JOHANNESBURG—Africa’s largest-listed company, Naspers Ltd. , is wrestling with an unusual problem: It made one unbelievably good investment that has now become a headache.
Naspers bought a third of Tencent Holdings Ltd. in 2001, years before the operator of the WeChat messaging app became China’s most-valuable publicly listed company. The stake itself is now worth over $100 billion more than the market value of Naspers, despite the company’s other profitable businesses in areas like online classifieds, payments and retail.
The difference has presented Naspers executives with the enigma of determining how to unlock value for shareholders without cashing out on one of the world’s most successful tech companies. The problem has become more acute as the gap widened to new levels in the past year, when the coronavirus-induced rally in tech stocks pumped up valuations of Tencent and other tech companies.
“I don’t think there’s a senior person at the group level that isn’t involved in thinking through this problem and working on it,” said Basil Sgourdos, chief financial officer at Naspers.

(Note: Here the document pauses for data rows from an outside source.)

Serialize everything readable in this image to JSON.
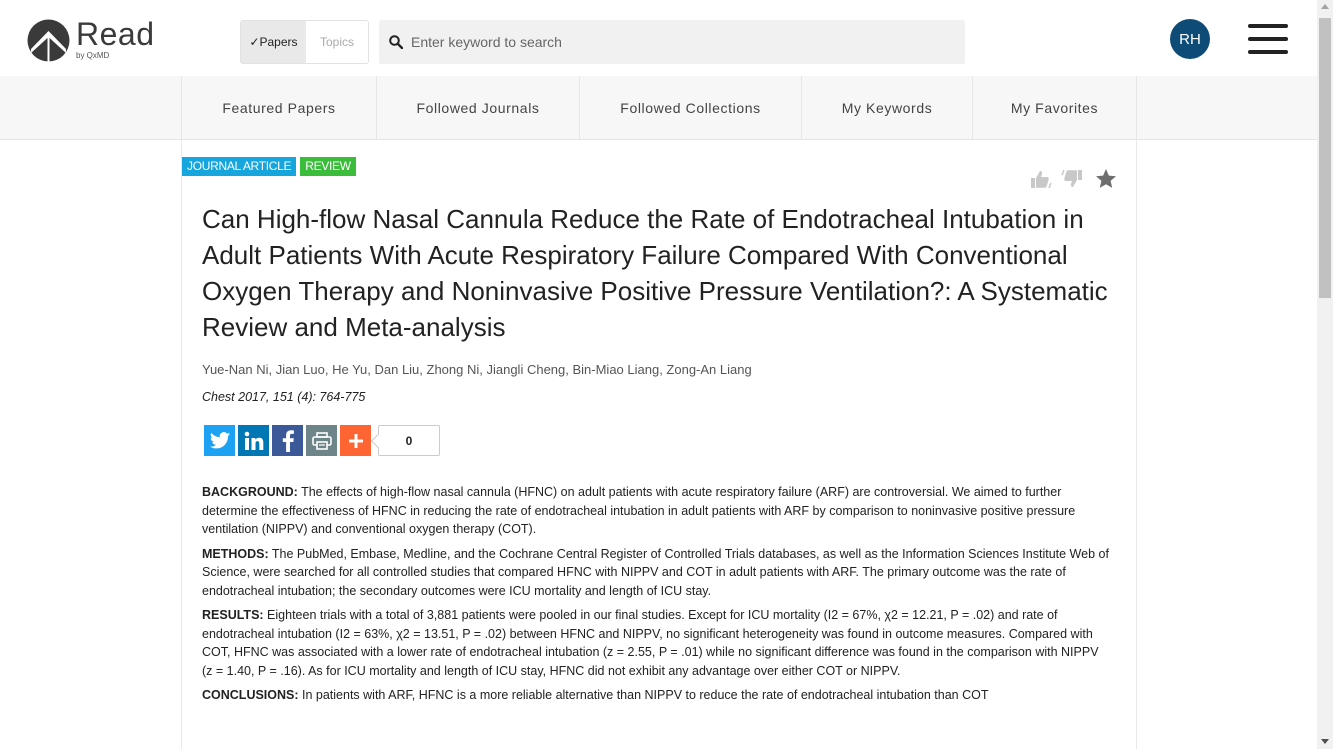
{
  "brand": {
    "name": "Read",
    "sub": "by QxMD"
  },
  "toggle": {
    "papers": "✓Papers",
    "topics": "Topics"
  },
  "search": {
    "placeholder": "Enter keyword to search"
  },
  "user": {
    "initials": "RH"
  },
  "nav": {
    "items": [
      "Featured Papers",
      "Followed Journals",
      "Followed Collections",
      "My Keywords",
      "My Favorites"
    ]
  },
  "article": {
    "tags": [
      "JOURNAL ARTICLE",
      "REVIEW"
    ],
    "title": "Can High-flow Nasal Cannula Reduce the Rate of Endotracheal Intubation in Adult Patients With Acute Respiratory Failure Compared With Conventional Oxygen Therapy and Noninvasive Positive Pressure Ventilation?: A Systematic Review and Meta-analysis",
    "authors": "Yue-Nan Ni, Jian Luo, He Yu, Dan Liu, Zhong Ni, Jiangli Cheng, Bin-Miao Liang, Zong-An Liang",
    "citation": "Chest 2017, 151 (4): 764-775",
    "share_count": "0",
    "abstract": [
      {
        "label": "BACKGROUND:",
        "text": " The effects of high-flow nasal cannula (HFNC) on adult patients with acute respiratory failure (ARF) are controversial. We aimed to further determine the effectiveness of HFNC in reducing the rate of endotracheal intubation in adult patients with ARF by comparison to noninvasive positive pressure ventilation (NIPPV) and conventional oxygen therapy (COT)."
      },
      {
        "label": "METHODS:",
        "text": " The PubMed, Embase, Medline, and the Cochrane Central Register of Controlled Trials databases, as well as the Information Sciences Institute Web of Science, were searched for all controlled studies that compared HFNC with NIPPV and COT in adult patients with ARF. The primary outcome was the rate of endotracheal intubation; the secondary outcomes were ICU mortality and length of ICU stay."
      },
      {
        "label": "RESULTS:",
        "text": " Eighteen trials with a total of 3,881 patients were pooled in our final studies. Except for ICU mortality (I2  = 67%, χ2  = 12.21, P = .02) and rate of endotracheal intubation (I2  = 63%, χ2  = 13.51, P = .02) between HFNC and NIPPV, no significant heterogeneity was found in outcome measures. Compared with COT, HFNC was associated with a lower rate of endotracheal intubation (z = 2.55, P = .01) while no significant difference was found in the comparison with NIPPV (z = 1.40, P = .16). As for ICU mortality and length of ICU stay, HFNC did not exhibit any advantage over either COT or NIPPV."
      },
      {
        "label": "CONCLUSIONS:",
        "text": " In patients with ARF, HFNC is a more reliable alternative than NIPPV to reduce the rate of endotracheal intubation than COT"
      }
    ]
  },
  "icons": [
    "logo-icon",
    "search-icon",
    "thumbs-up-icon",
    "thumbs-down-icon",
    "star-icon",
    "twitter-icon",
    "linkedin-icon",
    "facebook-icon",
    "print-icon",
    "plus-icon"
  ]
}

Mr. Sgourdos said executives are exploring more than 10 ideas to reduce the valuation gap, but he declined to elaborate on what options they are considering. Issues that any successful candidate will need to overcome include tax, regulatory, balance sheet structure and debt.
“With each idea and unpacking it, you learn something,” Mr. Sgourdos said. “That’s very valuable [intellectual property] in finding the final solution.”